Different energy sources and end-use technologies tend to be used more frequently alongside or in the absence of other options. Figure 6 explores the relationships between select technology deployments across the near cost-optimal decarbonization pathways in 2050, showing correlations among energy sources and carriers (Fig. 6a), among end-use technologies (Fig. 6b), and between these two groups (Fig. 6c). A positive correlation indicates that the technologies are more often deployed together, while a negative correlation suggests potential competition between technologies. The results only show the strength of the correlation. Two technologies may have a positive correlation even if both have low deployment levels or overall use is decreasing.
In Fig. 6a, solar generation, wind generation, and battery capacity demonstrate a notable positive correlation. This association stems from the critical role batteries play in ensuring reliability as the adoption of variable renewable energy sources like solar and wind increases. Hydrogen is produced extensively via electrolysis in the near cost-optimal net-zero pathways in 2050. This pattern drives the positive correlations between hydrogen production with wind generation, solar generation, and battery capacity, as additional renewable generation provides a carbon-free energy source for hydrogen electrolyzers. Hydrogen is most negatively correlated with petroleum due to fuel switching in the transportation sector, particularly for heavy-duty vehicles. While hydrogen commonly replaces natural gas in the industrial sector, this negative relationship is dampened due to pathways in which hydrogen is produced via steam methane reforming. Additionally, biomass exhibits a positive correlation with hydrogen, given the prevalence of BECCS for hydrogen production. The positive correlation between biomass and synthetic liquids follows from the link between hydrogen and synthetic liquids.

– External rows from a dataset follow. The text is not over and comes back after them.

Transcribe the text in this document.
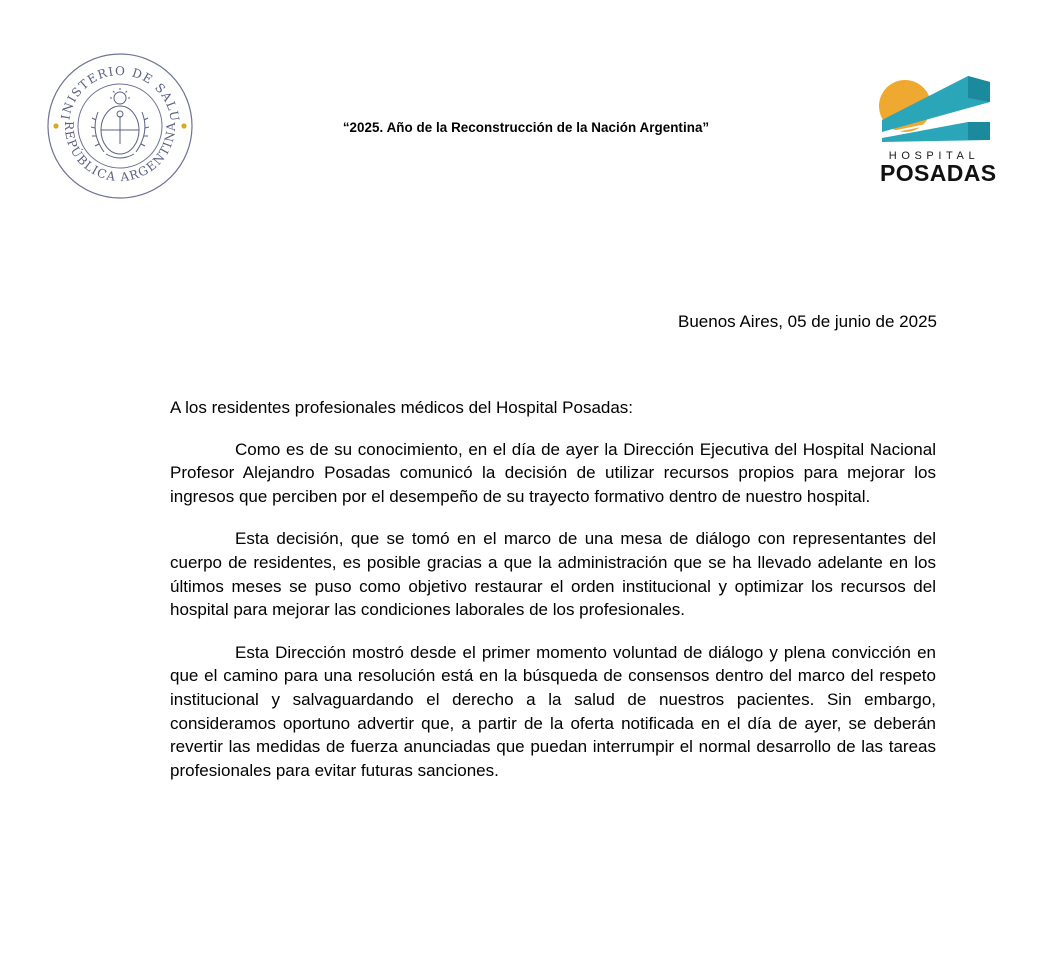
INISTERIO DE SALU
REPÚBLICA ARGENTINA	“2025. Año de la Reconstrucción de la Nación Argentina”
HOSPITAL
POSADAS
Buenos Aires, 05 de junio de 2025

A los residentes profesionales médicos del Hospital Posadas:

Como es de su conocimiento, en el día de ayer la Dirección Ejecutiva del Hospital Nacional Profesor Alejandro Posadas comunicó la decisión de utilizar recursos propios para mejorar los ingresos que perciben por el desempeño de su trayecto formativo dentro de nuestro hospital.

Esta decisión, que se tomó en el marco de una mesa de diálogo con representantes del cuerpo de residentes, es posible gracias a que la administración que se ha llevado adelante en los últimos meses se puso como objetivo restaurar el orden institucional y optimizar los recursos del hospital para mejorar las condiciones laborales de los profesionales.

Esta Dirección mostró desde el primer momento voluntad de diálogo y plena convicción en que el camino para una resolución está en la búsqueda de consensos dentro del marco del respeto institucional y salvaguardando el derecho a la salud de nuestros pacientes. Sin embargo, consideramos oportuno advertir que, a partir de la oferta notificada en el día de ayer, se deberán revertir las medidas de fuerza anunciadas que puedan interrumpir el normal desarrollo de las tareas profesionales para evitar futuras sanciones.
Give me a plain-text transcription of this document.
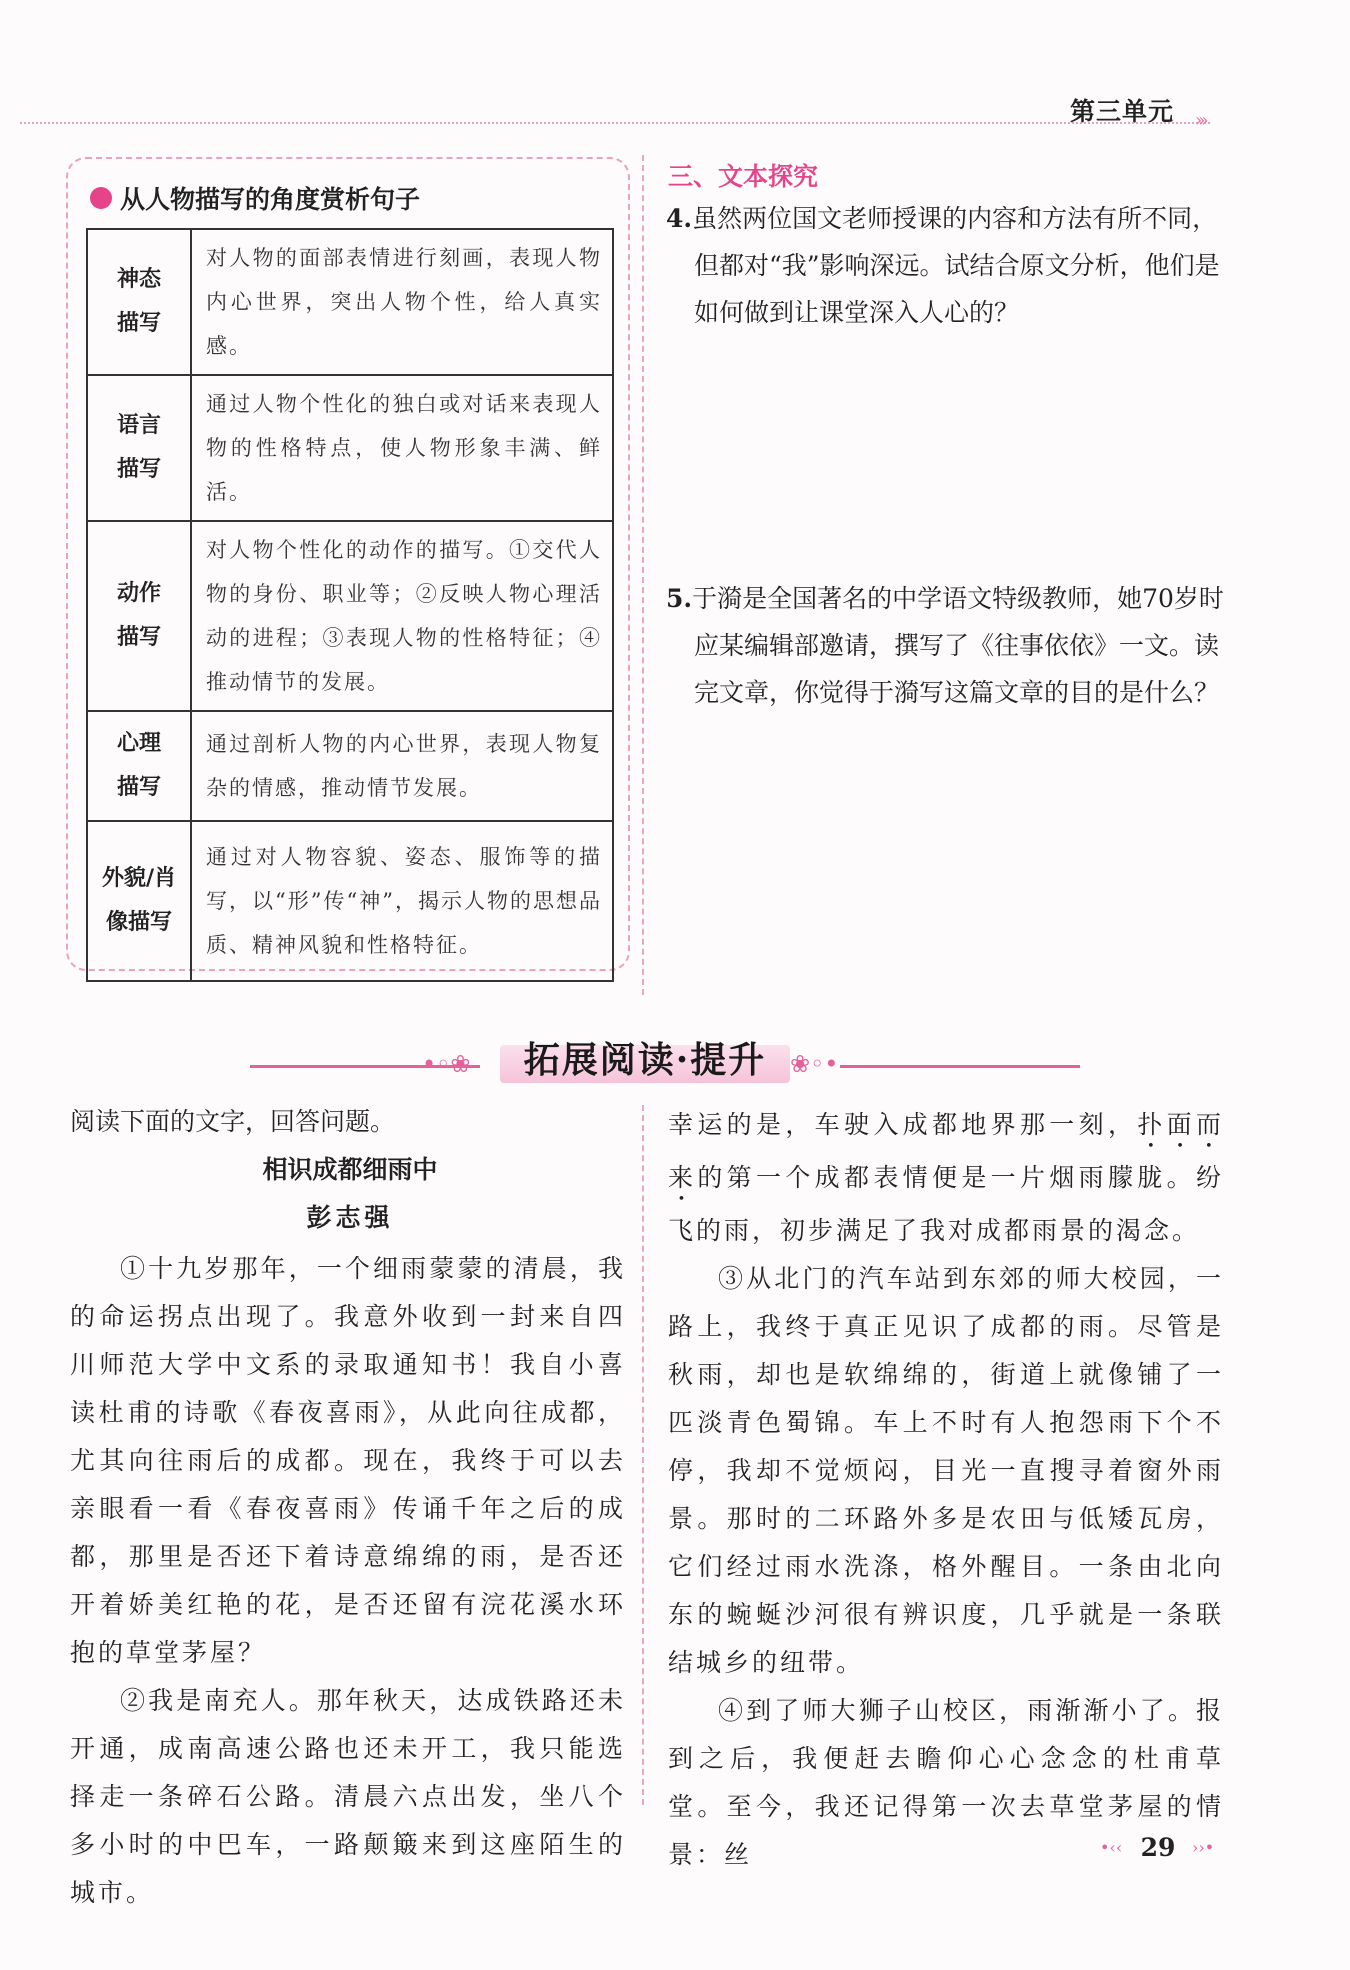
第三单元 ›››
从人物描写的角度赏析句子
神态
描写	对人物的面部表情进行刻画，表现人物内心世界，突出人物个性，给人真实感。

语言
描写	通过人物个性化的独白或对话来表现人物的性格特点，使人物形象丰满、鲜活。

动作
描写	对人物个性化的动作的描写。①交代人物的身份、职业等；②反映人物心理活动的进程；③表现人物的性格特征；④推动情节的发展。

心理
描写	通过剖析人物的内心世界，表现人物复杂的情感，推动情节发展。

外貌/肖
像描写	通过对人物容貌、姿态、服饰等的描写，以“形”传“神”，揭示人物的思想品质、精神风貌和性格特征。
三、文本探究
4.虽然两位国文老师授课的内容和方法有所不同，但都对“我”影响深远。试结合原文分析，他们是如何做到让课堂深入人心的？
5.于漪是全国著名的中学语文特级教师，她70岁时应某编辑部邀请，撰写了《往事依依》一文。读完文章，你觉得于漪写这篇文章的目的是什么？
•◦❀	❀◦•
拓展阅读·提升
阅读下面的文字，回答问题。
相识成都细雨中
彭志强

①十九岁那年，一个细雨蒙蒙的清晨，我的命运拐点出现了。我意外收到一封来自四川师范大学中文系的录取通知书！我自小喜读杜甫的诗歌《春夜喜雨》，从此向往成都，尤其向往雨后的成都。现在，我终于可以去亲眼看一看《春夜喜雨》传诵千年之后的成都，那里是否还下着诗意绵绵的雨，是否还开着娇美红艳的花，是否还留有浣花溪水环抱的草堂茅屋？

②我是南充人。那年秋天，达成铁路还未开通，成南高速公路也还未开工，我只能选择走一条碎石公路。清晨六点出发，坐八个多小时的中巴车，一路颠簸来到这座陌生的城市。

幸运的是，车驶入成都地界那一刻，扑面而来的第一个成都表情便是一片烟雨朦胧。纷飞的雨，初步满足了我对成都雨景的渴念。

③从北门的汽车站到东郊的师大校园，一路上，我终于真正见识了成都的雨。尽管是秋雨，却也是软绵绵的，街道上就像铺了一匹淡青色蜀锦。车上不时有人抱怨雨下个不停，我却不觉烦闷，目光一直搜寻着窗外雨景。那时的二环路外多是农田与低矮瓦房，它们经过雨水洗涤，格外醒目。一条由北向东的蜿蜒沙河很有辨识度，几乎就是一条联结城乡的纽带。

④到了师大狮子山校区，雨渐渐小了。报到之后，我便赶去瞻仰心心念念的杜甫草堂。至今，我还记得第一次去草堂茅屋的情景：丝	•‹‹ 29	››•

When considering end-use technologies, EVs compete with hydrogen and internal combustion vehicles to meet transportation demand (Fig. 6b). Competition also exists between heat pumps and natural gas heaters in the buildings sector, as well as electric and hydrogen boilers in the industrial sector. Scenarios with more internal combustion engine (ICE) vehicle use are positively correlated with more natural gas heating of buildings. The persistence of these technologies is accompanied by increased DAC use, allowing net-zero emissions targets to be met. In pathways with more deployment of EVs or heat pumps, less DAC use is required. Moreover, electric industrial boilers and heat pumps exhibit a positive correlation with EVs, indicating a trend where the electrification of various end-uses is interconnected. This counters the notion of exclusion or competition among different electrification methods for end-uses.
Figure 6c illustrates the correlation between end-use technologies and energy sources/carriers. Within the transportation sector, EV adoption shows a clear connection to increased renewable electricity generation, displaying positive correlations with wind and solar energy sources. Conversely, EV adoption exhibits negative relationships with petroleum, synthetic fuels, natural gas, and biomass utilization. The integration of hydrogen vehicles also contributes to increased demand for renewable electricity and synthetic liquids but tends to reduce petroleum use. There is heightened reliance on synthetic liquids and natural gas in net-zero pathways where more ICE vehicles persist. A weak negative correlation exists between hydrogen and DAC, shaped by two competing patterns. When low- or zero-carbon hydrogen is introduced as an alternative energy carrier, there is a reduced dependency on DAC. However, when hydrogen facilitates the production of synthetic liquid fuels, DAC becomes necessary to capture resulting CO2 emissions. Notably, these synthetic fuels display positive correlations with wind and solar energy sources used in generating the hydrogen feedstock.